O objetivo da ação ecológica individual não é nem deverá ser o de ostentar qualquer tipo de superioridade moral. É, sim, o de levar a sociedade a mudar os seus hábitos de consumo de forma exequível, sem esquecer todas as desigualdades sociais, e, ao mesmo tempo, o de fazer pressão para que a nossa economia se torne sustentável

Crónica Greve de Porta Aberta de Filipe Carvalho
Activista climático e gestor de um pequeno negócio de alimentação vegana
Há alguns anos que uma nova visão sobre o consumo tem vindo a dominar a mente do consumidor mainstream e a tomar lugar no debate público, seja este ideológico, político, moral ou na ótica do mercado; irei apelidá-la neste texto de “Ideologia Verde”. Este termo abarca, entre outras, a perspectiva de que, para salvar o planeta e a espécie humana, temos de alterar os nossos hábitos de consumo e estilo de vida individuais de modo a conseguir, através das leis do consumo, manipular o mercado a fim de o tornar sustentável.
A linha de ideias apresentada, ou muitas vezes subentendida, é a de que, se consumirmos menos produtos com uma elevada pegada carbónica associada, como produtos de origem animal, importados, processados ou industriais, e os substituirmos por produtos mais sustentáveis, como produtos biológicos, veganos, locais, frescos, etc., o mercado ajustar-se-á pela lei da oferta e da procura: a maior procura destes produtos levará a uma oferta maior e mais variada e a “indústria verde” desenvolver-se-á, ao mesmo tempo que competição do mercado levará os preços dos produtos a baixarem.

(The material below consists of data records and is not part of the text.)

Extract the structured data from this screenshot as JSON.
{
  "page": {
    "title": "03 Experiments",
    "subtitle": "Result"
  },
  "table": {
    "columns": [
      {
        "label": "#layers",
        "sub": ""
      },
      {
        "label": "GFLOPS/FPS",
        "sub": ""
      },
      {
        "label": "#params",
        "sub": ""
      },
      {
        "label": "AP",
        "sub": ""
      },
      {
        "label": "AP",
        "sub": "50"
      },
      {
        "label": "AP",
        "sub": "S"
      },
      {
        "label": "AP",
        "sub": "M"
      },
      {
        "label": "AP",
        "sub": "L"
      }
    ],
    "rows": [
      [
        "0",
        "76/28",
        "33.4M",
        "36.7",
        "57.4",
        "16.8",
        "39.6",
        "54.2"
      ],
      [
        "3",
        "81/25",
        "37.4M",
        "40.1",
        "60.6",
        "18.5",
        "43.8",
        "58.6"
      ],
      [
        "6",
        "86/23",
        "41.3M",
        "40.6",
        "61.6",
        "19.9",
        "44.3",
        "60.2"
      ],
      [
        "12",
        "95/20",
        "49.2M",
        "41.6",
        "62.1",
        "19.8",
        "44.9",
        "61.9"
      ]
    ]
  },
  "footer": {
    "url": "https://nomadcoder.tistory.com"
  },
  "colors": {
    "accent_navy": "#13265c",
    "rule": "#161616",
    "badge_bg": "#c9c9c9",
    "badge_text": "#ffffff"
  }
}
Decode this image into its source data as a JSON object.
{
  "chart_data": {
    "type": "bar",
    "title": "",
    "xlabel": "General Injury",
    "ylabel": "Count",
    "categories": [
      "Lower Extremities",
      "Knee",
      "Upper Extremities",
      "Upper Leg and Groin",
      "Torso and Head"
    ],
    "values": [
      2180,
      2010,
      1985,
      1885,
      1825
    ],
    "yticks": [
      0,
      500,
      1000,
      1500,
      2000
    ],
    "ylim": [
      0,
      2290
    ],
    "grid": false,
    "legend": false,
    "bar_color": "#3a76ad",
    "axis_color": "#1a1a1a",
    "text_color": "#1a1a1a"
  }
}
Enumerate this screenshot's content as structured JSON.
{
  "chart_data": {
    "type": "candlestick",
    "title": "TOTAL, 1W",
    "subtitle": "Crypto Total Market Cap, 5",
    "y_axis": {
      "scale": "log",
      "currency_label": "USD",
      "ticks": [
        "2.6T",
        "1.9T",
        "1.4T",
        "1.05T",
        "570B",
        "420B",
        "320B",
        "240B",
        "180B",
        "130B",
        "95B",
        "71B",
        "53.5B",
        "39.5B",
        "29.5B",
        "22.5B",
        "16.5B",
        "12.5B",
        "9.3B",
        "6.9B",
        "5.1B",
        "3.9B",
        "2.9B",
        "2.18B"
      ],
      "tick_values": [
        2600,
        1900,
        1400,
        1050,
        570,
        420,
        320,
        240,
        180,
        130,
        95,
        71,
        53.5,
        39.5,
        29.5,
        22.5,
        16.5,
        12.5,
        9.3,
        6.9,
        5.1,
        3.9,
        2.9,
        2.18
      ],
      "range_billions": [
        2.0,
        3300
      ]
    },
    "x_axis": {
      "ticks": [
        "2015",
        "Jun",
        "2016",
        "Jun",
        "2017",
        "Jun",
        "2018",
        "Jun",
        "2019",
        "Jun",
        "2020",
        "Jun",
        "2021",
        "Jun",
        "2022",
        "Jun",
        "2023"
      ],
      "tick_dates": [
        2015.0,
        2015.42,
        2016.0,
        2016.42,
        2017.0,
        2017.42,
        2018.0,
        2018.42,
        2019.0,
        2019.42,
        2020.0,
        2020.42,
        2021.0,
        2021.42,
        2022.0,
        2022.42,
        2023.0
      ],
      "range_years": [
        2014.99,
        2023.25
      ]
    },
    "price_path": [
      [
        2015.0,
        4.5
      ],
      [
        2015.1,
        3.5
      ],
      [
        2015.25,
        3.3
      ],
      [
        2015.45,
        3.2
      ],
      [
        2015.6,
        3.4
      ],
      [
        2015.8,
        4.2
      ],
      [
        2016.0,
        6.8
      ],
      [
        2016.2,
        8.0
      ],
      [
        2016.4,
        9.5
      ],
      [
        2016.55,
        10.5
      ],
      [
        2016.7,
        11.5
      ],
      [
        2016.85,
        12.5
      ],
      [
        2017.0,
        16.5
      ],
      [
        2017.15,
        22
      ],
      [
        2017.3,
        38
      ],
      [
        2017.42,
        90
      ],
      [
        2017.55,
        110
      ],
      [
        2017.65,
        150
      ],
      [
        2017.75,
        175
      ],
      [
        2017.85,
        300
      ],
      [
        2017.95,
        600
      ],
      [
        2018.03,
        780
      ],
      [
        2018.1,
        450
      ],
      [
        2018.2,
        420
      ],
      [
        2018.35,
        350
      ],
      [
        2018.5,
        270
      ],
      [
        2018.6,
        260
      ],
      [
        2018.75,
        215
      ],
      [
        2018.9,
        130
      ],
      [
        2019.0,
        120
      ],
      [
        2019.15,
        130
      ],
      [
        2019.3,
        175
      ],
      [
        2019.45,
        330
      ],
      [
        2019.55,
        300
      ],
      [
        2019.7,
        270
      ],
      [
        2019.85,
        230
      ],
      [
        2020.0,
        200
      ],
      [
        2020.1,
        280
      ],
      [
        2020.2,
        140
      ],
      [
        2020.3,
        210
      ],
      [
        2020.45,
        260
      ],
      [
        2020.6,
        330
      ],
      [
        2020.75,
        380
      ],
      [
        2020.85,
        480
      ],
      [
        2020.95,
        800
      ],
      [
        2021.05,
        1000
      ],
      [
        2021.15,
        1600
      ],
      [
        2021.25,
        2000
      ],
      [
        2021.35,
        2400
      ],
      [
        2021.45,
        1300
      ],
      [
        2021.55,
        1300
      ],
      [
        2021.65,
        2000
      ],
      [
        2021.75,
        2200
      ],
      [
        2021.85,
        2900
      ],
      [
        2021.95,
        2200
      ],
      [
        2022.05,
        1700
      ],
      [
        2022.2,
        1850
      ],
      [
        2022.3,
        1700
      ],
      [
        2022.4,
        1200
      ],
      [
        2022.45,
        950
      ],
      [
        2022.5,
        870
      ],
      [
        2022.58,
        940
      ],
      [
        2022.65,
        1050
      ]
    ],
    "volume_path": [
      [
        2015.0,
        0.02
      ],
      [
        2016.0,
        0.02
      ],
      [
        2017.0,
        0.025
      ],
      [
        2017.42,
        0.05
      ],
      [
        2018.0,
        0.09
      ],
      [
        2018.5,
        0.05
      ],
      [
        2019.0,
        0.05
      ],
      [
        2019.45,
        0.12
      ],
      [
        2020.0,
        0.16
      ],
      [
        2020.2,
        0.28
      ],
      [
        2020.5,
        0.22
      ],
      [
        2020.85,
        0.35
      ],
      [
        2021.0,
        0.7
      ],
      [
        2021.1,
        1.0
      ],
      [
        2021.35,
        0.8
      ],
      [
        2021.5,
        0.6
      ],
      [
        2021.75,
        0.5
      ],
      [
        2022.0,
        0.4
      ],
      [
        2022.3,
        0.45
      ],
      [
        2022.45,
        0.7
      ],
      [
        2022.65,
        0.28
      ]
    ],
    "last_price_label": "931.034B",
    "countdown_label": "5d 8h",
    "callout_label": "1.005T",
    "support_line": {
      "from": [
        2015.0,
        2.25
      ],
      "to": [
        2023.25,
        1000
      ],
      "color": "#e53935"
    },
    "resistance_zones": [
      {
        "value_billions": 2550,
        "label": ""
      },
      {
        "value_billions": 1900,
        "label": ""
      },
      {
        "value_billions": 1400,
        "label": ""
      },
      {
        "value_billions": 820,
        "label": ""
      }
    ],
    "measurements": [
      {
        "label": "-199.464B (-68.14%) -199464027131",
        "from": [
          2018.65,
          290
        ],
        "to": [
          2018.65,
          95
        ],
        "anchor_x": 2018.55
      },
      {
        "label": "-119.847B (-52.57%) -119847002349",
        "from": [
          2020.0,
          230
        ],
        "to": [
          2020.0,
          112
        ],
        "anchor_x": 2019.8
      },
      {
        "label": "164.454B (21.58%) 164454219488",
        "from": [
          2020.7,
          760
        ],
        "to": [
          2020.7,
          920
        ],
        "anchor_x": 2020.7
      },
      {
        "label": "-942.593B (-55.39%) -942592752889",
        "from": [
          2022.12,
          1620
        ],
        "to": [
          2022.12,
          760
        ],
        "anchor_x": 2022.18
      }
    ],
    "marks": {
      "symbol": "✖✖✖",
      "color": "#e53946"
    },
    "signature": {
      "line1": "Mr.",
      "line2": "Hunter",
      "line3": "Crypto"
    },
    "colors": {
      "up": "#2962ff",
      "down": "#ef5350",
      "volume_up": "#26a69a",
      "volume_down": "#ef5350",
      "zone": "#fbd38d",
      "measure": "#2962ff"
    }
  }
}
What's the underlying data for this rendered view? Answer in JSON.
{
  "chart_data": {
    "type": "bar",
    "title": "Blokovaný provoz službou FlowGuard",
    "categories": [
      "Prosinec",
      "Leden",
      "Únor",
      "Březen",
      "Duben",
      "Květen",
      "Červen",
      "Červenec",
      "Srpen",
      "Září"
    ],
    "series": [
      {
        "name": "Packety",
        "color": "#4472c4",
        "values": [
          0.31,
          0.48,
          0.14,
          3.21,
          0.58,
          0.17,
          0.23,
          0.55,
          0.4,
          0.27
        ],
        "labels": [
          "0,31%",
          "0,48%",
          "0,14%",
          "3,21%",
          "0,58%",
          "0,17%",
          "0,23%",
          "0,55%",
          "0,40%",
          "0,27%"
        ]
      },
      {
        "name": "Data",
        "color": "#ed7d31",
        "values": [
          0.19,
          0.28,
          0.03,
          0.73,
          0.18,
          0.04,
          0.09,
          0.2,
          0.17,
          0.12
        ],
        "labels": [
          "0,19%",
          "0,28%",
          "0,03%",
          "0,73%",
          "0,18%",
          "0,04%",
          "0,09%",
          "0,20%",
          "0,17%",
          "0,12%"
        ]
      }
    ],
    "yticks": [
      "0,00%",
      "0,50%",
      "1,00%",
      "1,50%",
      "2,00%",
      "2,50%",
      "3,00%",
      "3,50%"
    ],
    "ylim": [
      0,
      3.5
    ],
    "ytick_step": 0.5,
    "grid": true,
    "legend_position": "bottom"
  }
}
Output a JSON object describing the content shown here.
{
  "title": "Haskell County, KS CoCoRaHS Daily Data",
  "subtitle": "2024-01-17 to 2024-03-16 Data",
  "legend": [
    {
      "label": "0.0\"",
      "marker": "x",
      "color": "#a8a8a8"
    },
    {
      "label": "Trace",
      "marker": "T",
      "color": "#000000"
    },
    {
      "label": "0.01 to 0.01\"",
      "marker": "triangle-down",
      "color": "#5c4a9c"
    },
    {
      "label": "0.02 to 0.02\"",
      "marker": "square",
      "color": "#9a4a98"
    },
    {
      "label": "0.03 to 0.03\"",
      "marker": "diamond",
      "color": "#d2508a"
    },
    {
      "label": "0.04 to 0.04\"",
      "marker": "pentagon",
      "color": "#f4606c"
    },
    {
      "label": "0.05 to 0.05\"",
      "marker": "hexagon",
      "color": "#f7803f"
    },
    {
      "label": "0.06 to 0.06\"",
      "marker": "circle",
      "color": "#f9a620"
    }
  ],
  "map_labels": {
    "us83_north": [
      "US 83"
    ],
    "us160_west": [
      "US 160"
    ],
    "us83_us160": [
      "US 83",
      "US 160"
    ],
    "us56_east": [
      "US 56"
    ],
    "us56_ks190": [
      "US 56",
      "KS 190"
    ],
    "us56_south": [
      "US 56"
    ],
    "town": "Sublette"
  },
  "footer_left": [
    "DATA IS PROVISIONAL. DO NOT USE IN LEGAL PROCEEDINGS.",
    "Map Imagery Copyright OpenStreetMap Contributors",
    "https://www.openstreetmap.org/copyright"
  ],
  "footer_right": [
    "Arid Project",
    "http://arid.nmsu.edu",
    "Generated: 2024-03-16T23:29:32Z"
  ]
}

Este é um ponto de vista viável e que se começa a demonstrar plausível cada vez que visitamos uma loja, mercado ou supermercado e nos deparamos com uma quantidade cada vez mais alargada, mas também variada, de produtos biológicos, veganos, locais e afins. Esta transição do mercado é necessária se queremos construir um futuro sustentável. Não podemos lutar pelo ambiente e pela preservação dos ecossistemas se não temos a disposição de mudar os nossos hábitos de consumo. No entanto, a maneira como esta ideologia está a penetrar no discurso público deixa muito a desejar. É preciso ter sempre cuidado para não nos deixarmos levar pela corrente na qual nadamos, esquecendo o objetivo e o porquê de termos começado a nadar.

O que acontece quando uma pessoa tenta adotar um estilo de vida mais “ecológico” é que se depara frequentemente com várias fronteiras: por um lado, estas são estabelecidas pelos próprios “profetas da Ideologia Verde”, pois o preço elevadíssimo dos produtos torna uma parte deste mercado inacessível; por outro lado, há a intolerância que a maior parte da sociedade tem para com a “incoerência” daqueles que defendem o ambiente e apregoam o veganismo e o consumo responsável “de smartphone com bateria de lítio na mão”. Quem tece estas críticas esquece-se de que atualmente é inconcebível ter uma vida ao estilo de um “monge da sustentabilidade”. O objetivo da ação ecológica individual não é nem deverá ser o de ostentar qualquer tipo de superioridade moral, por se ser “o mais sustentável” ou “a que encontra melhores soluções para x ou y”. É, sim, o de levar a sociedade a mudar os seus hábitos de consumo de forma exequível, sem esquecer todas as desigualdades sociais, e, ao mesmo tempo, o de fazer pressão para que a nossa economia se torne sustentável, seja no mercado mas também na gestão dos recursos, abandonando tanto quanto possível os recursos não renováveis e transformando a economia numa ferramenta para a preservação do nosso planeta.
É sabido que o maior inimigo da sustentabilidade e do equilíbrio do planeta Terra é a quantidade massiva de emissões de carbono que a indústria dos combustíveis emite, facto que não pode ser ignorado nem esquecido se queremos falar de sustentabilidade. Este consumo desmedido de combustíveis fósseis aumenta a pegada carbónica de cada produto importado, restringindo um pouco mais a possibilidade de existir um consumo sustentável num mercado globalizado. Sempre que o consumo responsável e verde nos faz esquecer esta questão, dando-nos a sensação de tranquilidade por termos “feito a nossa parte”, está a fazer um serviço às indústrias petrolíferas, alienando a sociedade do verdadeiro problema que, sem dúvida ou exagero, levará a humanidade a enfrentar a maior crise que alguma vez ameaçou a sociedade como a conhecemos - o colapso climático.